Someone recently suggested that I should put some meat on my bones. I was a bit taken aback initially, but further explanation revealed that it was more details about some of the projects I have been involved with rather than an increase in my food intake that was suggested.
So, I immediately thought of the Performance Centre at University College Falmouth in Cornwall, UK.
This almost £20m (± $30m) building was completed in summer 2010 and was created to house UCF’s new performance, music and dance courses resulting from a recent merger with Dartington College of Arts. The design team brief specified that sustainability was a high priority and that the Centre should aim to be a BREEAM “Excellent” building. Breeam is an assessment framework designed to maximise environmental protection and sustainable development, much like the US equivalent (which it inspired), LEED.
The environmental focus of the building incorporates solar arrays, rain water harvesting, a natural ventilation system, and protection for the surrounding wildlife habitat – the location of the building had to take into account bat disruption mitigation, since British bats hold a strong hand when it comes to new construction that might disrupt their runs…

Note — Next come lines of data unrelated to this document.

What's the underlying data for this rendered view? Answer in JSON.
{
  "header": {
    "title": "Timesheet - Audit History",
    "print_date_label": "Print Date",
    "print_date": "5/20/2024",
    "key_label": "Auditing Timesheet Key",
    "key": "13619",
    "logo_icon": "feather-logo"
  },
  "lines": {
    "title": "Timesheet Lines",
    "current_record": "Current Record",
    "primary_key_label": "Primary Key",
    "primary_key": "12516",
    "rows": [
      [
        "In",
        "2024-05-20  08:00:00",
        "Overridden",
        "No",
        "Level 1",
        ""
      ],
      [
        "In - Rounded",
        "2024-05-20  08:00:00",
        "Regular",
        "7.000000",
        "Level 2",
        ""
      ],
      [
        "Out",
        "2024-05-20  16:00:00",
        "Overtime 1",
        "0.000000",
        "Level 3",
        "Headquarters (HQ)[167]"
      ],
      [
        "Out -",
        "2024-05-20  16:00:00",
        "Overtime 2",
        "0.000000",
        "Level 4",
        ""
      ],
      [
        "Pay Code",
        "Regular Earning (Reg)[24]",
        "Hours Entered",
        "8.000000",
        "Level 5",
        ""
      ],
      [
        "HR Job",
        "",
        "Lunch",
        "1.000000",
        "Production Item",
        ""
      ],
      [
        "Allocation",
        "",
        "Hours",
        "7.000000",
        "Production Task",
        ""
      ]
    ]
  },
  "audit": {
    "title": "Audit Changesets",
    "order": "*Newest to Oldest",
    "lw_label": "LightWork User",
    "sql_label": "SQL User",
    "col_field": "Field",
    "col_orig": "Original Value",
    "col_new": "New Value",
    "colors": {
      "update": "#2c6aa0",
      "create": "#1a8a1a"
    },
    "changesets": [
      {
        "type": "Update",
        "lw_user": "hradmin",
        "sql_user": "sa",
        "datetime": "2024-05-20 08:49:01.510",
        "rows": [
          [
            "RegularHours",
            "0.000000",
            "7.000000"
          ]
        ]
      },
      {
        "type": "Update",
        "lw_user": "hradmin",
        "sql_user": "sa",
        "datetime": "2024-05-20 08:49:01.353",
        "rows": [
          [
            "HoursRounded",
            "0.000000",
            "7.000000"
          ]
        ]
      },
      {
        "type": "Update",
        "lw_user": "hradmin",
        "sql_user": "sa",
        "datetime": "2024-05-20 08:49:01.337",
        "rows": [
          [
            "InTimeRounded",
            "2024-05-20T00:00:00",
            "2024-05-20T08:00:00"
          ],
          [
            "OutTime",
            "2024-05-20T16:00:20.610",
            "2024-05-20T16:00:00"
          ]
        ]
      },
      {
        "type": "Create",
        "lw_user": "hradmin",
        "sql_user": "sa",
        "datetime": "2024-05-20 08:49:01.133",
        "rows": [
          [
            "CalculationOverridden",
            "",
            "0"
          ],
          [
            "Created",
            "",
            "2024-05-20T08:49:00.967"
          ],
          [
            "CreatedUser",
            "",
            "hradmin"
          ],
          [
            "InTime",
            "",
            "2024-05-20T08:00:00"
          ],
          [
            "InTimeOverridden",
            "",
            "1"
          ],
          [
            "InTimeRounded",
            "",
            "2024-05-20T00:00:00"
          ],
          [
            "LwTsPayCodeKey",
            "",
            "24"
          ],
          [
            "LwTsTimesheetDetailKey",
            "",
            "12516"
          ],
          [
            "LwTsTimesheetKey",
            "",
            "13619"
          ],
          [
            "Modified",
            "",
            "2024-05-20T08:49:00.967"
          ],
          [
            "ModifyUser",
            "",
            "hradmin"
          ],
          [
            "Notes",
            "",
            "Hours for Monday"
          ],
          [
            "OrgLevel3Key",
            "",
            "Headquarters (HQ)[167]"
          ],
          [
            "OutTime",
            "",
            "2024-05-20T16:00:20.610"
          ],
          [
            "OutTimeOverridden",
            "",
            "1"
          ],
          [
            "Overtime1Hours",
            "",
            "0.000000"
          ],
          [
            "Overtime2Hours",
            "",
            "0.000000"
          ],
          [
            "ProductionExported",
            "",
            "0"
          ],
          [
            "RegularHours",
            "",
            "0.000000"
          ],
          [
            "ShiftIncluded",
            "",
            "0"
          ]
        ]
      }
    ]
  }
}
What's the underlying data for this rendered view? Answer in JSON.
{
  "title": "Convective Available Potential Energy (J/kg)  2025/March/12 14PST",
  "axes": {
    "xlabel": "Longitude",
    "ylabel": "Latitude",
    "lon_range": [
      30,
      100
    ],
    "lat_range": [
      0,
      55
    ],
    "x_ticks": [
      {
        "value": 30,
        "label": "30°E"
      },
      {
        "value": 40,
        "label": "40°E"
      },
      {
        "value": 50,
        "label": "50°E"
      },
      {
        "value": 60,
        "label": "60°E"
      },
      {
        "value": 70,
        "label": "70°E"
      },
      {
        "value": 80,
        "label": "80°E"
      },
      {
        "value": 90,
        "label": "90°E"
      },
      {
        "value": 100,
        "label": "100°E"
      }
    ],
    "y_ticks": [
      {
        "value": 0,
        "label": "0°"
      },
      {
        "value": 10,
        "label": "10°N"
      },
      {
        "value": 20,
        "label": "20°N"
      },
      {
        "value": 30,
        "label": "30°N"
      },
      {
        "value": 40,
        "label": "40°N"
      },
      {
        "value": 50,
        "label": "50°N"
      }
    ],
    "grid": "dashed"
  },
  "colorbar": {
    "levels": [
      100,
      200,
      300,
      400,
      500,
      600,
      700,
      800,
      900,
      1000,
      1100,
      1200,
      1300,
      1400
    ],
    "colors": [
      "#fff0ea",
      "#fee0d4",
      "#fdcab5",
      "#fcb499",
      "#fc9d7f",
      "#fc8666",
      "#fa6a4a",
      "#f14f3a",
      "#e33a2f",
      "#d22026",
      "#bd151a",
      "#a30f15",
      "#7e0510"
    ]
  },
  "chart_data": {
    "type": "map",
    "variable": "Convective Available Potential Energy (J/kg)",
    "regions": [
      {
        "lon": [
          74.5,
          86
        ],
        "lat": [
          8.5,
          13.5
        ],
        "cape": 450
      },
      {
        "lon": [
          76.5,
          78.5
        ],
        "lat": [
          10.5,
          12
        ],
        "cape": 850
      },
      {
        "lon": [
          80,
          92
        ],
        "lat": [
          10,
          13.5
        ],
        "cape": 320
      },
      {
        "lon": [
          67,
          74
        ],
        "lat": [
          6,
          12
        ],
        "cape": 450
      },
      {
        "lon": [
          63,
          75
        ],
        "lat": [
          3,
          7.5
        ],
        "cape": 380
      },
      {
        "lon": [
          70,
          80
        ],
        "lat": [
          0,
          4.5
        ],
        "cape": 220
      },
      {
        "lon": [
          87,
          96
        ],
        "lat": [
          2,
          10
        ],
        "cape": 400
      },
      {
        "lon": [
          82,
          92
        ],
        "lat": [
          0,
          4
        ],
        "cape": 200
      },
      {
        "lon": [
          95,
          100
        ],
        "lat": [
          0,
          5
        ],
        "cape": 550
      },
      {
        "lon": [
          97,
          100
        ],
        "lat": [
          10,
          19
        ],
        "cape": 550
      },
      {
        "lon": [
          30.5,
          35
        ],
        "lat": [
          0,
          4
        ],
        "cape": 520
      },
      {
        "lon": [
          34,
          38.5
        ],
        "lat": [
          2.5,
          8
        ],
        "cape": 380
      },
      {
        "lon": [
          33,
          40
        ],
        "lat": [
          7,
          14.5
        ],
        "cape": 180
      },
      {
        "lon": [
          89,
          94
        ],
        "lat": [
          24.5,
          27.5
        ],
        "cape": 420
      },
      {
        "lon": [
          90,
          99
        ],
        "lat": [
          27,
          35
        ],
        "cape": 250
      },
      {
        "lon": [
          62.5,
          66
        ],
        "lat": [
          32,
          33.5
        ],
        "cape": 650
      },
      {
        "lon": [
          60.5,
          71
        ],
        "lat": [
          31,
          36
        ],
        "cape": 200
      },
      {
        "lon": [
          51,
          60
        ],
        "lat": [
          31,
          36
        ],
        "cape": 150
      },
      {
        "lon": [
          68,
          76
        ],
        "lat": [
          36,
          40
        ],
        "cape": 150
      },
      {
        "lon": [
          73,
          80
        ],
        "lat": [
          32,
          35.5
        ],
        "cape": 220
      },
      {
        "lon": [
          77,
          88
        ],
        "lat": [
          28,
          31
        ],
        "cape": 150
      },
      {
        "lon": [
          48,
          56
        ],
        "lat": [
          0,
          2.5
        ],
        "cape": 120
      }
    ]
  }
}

In addition to these environmental factors, the main funders of the project influenced the incorporation of not only environmental but social sustainability. The European Regional Development Fund’s (ERDF) Convergence program delivers infrastructure and business development funding to Cornwall in recognition of its position as one of the relatively most depressed areas of the EU. Environmental sustainability and Equality & Diversity are ERDF’s two cross-cutting themes, and this is where I came in, in my role as Equality Manager for UCF.
“Equality & Diversity” for the Performance Centre translated mainly into ensuring that the building was as accessible as possible for the widest range of users. A lot of this work revolved around encouraging the design team to go beyond the minimum legal standards for facilities for ‘disabled’ people. The UK’s equivalent of the Americans with Disabilities Act (ADA) is the Equality Act, and mandates a range of codes and standards that all public buildings need to work towards in order to not discriminate against not only users with disabilities, but people from a range of cultural & social backgrounds. It is this wider consideration of ‘accessibility’ -including but not limited to physical accesibility- that translates into the social dimension of sustainability.

To ensure that the project development team (architects, project managers, clients, and contactors) -for the Performance Centre and several other major capital builds- was “on board” with the ethos of social sustainability I organized a full access audit as well as series of workshops with inclusive design specialists from Sensory Trust and the Eden Project. As a result, the facility benefits from good, level access and interior
One of the results of this approach was increased awareness for all the project stakeholders of the connections between environmental and social sustainability and inclusive design.

In short, UCF now has a fantastic ‘green’ building, with lots of in-built inclusive features – the PC is one of the only facilities in the area to have a fully accessible shower/WC for students, guests and performers with disabilities – that will hopefully fulfill its sustainability and community remits for years to come.